2013 - IXA 2013 Congress
Joint Plenary Session: How can we overcome Immune Responses associated with Presensitization? - Optimal Regimen, Accommodation and B-Cell Tolerance
16.5 - B cell tolerance
Presenter: Megan, Sykes, Boston , United States
Mixed xenogeneic chimerism is a promising approach to achieving tolerance across allogeneic and xenogeneic barriers. T cell tolerance, which is achieved through mixed chimerism, assures the absence of an induced antibody response to the donor. However, natural antibodies (NAb) limit the success of xenogeneic transplantation. In addition to T cell tolerance1,2, which develops largely through a deletional mechanism2,3, mixed chimerism leads to tolerance of anti-carbohydrate (αGal) Nab-producing B cells in Gal transferase (GalT) knockout mice4,5. Even the anti-Gal B cells in presensitized GalT KO mice can be rendered tolerant when high doses of Gal+ bone marrow are given6. Ratàmouse mixed xenogeneic chimeras prepared with non-myeloablative conditioning are tolerant at the level of NAb-producing B cells, both for αGal (in GalT KO mice) and for non-Gal specificities7-10. Anti-Gal-reactive cells consist of B-1b B cells that are enriched in the peritoneal cavity and only produce antibody following activation in vitro11,12 . Upon antigen exposure in vivo, these cells can lose CD11b expression and migrate to the spleen11,12. Pre-existing anti-Gal-producing B cells are rapidly tolerized by an anergy mechanism that is later followed by deletion of donor-reactive B cells when mixed chimerism is induced with Gal+ donors5,6,9. This tolerance is dependent on complement receptor expression by non-hematopoietic cells of the recipient13, which we hypothesize are splenic follicular dendritic cells (FDCs) that pick up immune complexes via their complement receptors. New studies on the role of FDCs, complement and secreted antibody in tolerizing these anti-Gal-producing B cells will be presented. Our data collectively suggest a model wherein, upon binding to Gal antigen, Gal-binding B cells fix complement on the cell surface and interact with complement receptors expressed on FDCs. These interactions may be critical both for anti-Gal antibody responses and tolerance induction by mixed chimerism induction.
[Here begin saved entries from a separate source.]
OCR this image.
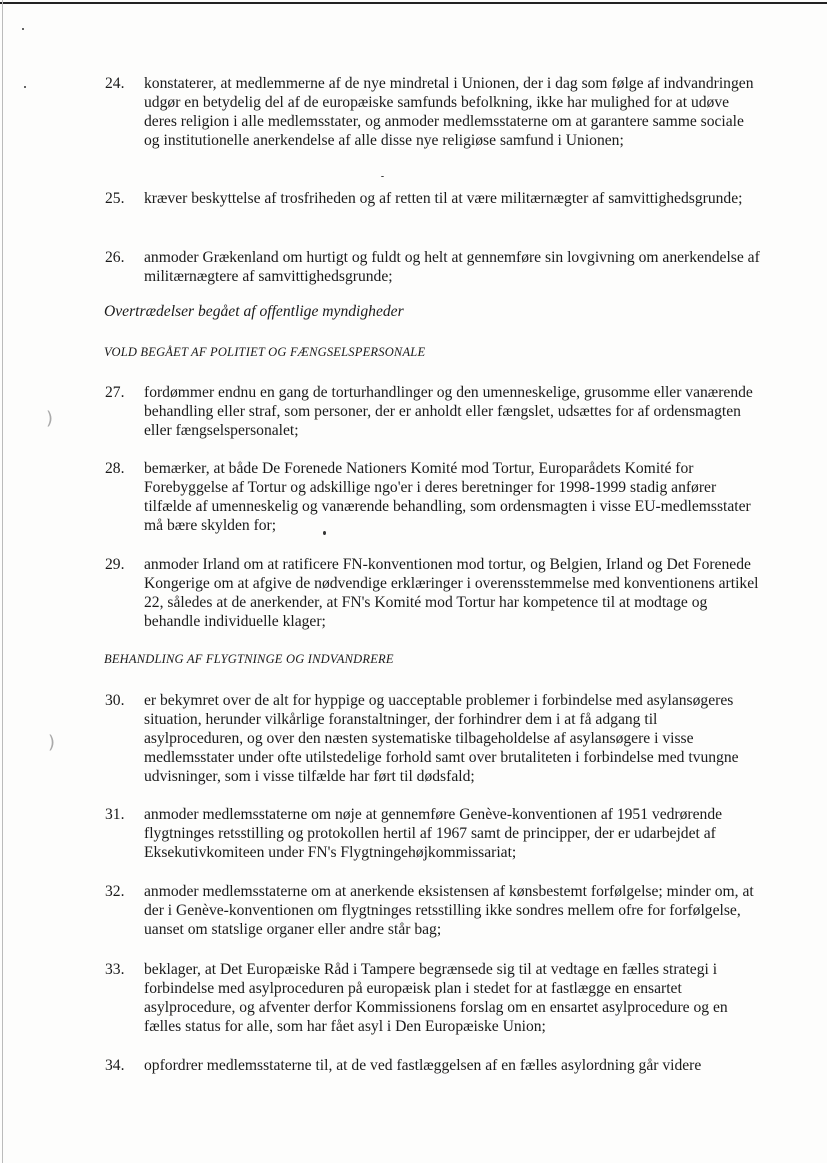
)
)
24.	konstaterer, at medlemmerne af de nye mindretal i Unionen, der i dag som følge af indvandringen udgør en betydelig del af de europæiske samfunds befolkning, ikke har mulighed for at udøve deres religion i alle medlemsstater, og anmoder medlemsstaterne om at garantere samme sociale og institutionelle anerkendelse af alle disse nye religiøse samfund i Unionen;
25.	kræver beskyttelse af trosfriheden og af retten til at være militærnægter af samvittighedsgrunde;
26.	anmoder Grækenland om hurtigt og fuldt og helt at gennemføre sin lovgivning om anerkendelse af militærnægtere af samvittighedsgrunde;
Overtrædelser begået af offentlige myndigheder
VOLD BEGÅET AF POLITIET OG FÆNGSELSPERSONALE
27.	fordømmer endnu en gang de torturhandlinger og den umenneskelige, grusomme eller vanærende behandling eller straf, som personer, der er anholdt eller fængslet, udsættes for af ordensmagten eller fængselspersonalet;
28.	bemærker, at både De Forenede Nationers Komité mod Tortur, Europarådets Komité for Forebyggelse af Tortur og adskillige ngo'er i deres beretninger for 1998-1999 stadig anfører tilfælde af umenneskelig og vanærende behandling, som ordensmagten i visse EU-medlemsstater må bære skylden for;
29.	anmoder Irland om at ratificere FN-konventionen mod tortur, og Belgien, Irland og Det Forenede Kongerige om at afgive de nødvendige erklæringer i overensstemmelse med konventionens artikel 22, således at de anerkender, at FN's Komité mod Tortur har kompetence til at modtage og behandle individuelle klager;
BEHANDLING AF FLYGTNINGE OG INDVANDRERE
30.	er bekymret over de alt for hyppige og uacceptable problemer i forbindelse med asylansøgeres situation, herunder vilkårlige foranstaltninger, der forhindrer dem i at få adgang til asylproceduren, og over den næsten systematiske tilbageholdelse af asylansøgere i visse medlemsstater under ofte utilstedelige forhold samt over brutaliteten i forbindelse med tvungne udvisninger, som i visse tilfælde har ført til dødsfald;
31.	anmoder medlemsstaterne om nøje at gennemføre Genève-konventionen af 1951 vedrørende flygtninges retsstilling og protokollen hertil af 1967 samt de principper, der er udarbejdet af Eksekutivkomiteen under FN's Flygtningehøjkommissariat;
32.	anmoder medlemsstaterne om at anerkende eksistensen af kønsbestemt forfølgelse; minder om, at der i Genève-konventionen om flygtninges retsstilling ikke sondres mellem ofre for forfølgelse, uanset om statslige organer eller andre står bag;
33.	beklager, at Det Europæiske Råd i Tampere begrænsede sig til at vedtage en fælles strategi i forbindelse med asylproceduren på europæisk plan i stedet for at fastlægge en ensartet asylprocedure, og afventer derfor Kommissionens forslag om en ensartet asylprocedure og en fælles status for alle, som har fået asyl i Den Europæiske Union;
34.	opfordrer medlemsstaterne til, at de ved fastlæggelsen af en fælles asylordning går videre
In mice that are presensitized to alloantigens and therefore contain preformed anti-donor alloantibodies, engraftment of bone marrow expressing the same alloantigens is markedly impaired. When B cell-deficient mice were used as recipients, presensitization could be overcome with a non-myeloablative regimen involving high doses of donor marrow, permitting durable mixed chimerism and acceptance of second skin grafts by mice that had previously rejected donor skin14. However, this method did not achieve mixed chimerism in wild-type mice that were presensitized more than one year earlier and in which anti-donor alloantibody had disappeared. The bone marrow transplant did not induce a secondary antibody response but was instead associated with an increase in anti-donor cytokine-producing T cells14. Thus, in addition to producing alloantibodies that resist engraftment, B cells play an important role in driving a memory T cell alloresponse that is particularly resistant to conditioning with T cell depletion and costimulatory blockade. It will be essential to overcome this memory response in order to achieve mixed chimerism and allograft tolerance in allopresensitized recipients. Moreover, the ability to overcome presensitized anti-Gal responses with non-myeloablative conditioning by giving large doses of allogeneic Gal+ marrow suggest that a similar memory T cell population is not induced against carbohydrate antigens, making it possible to achieve mixed chimerism in the presence of high levels of these antibodies.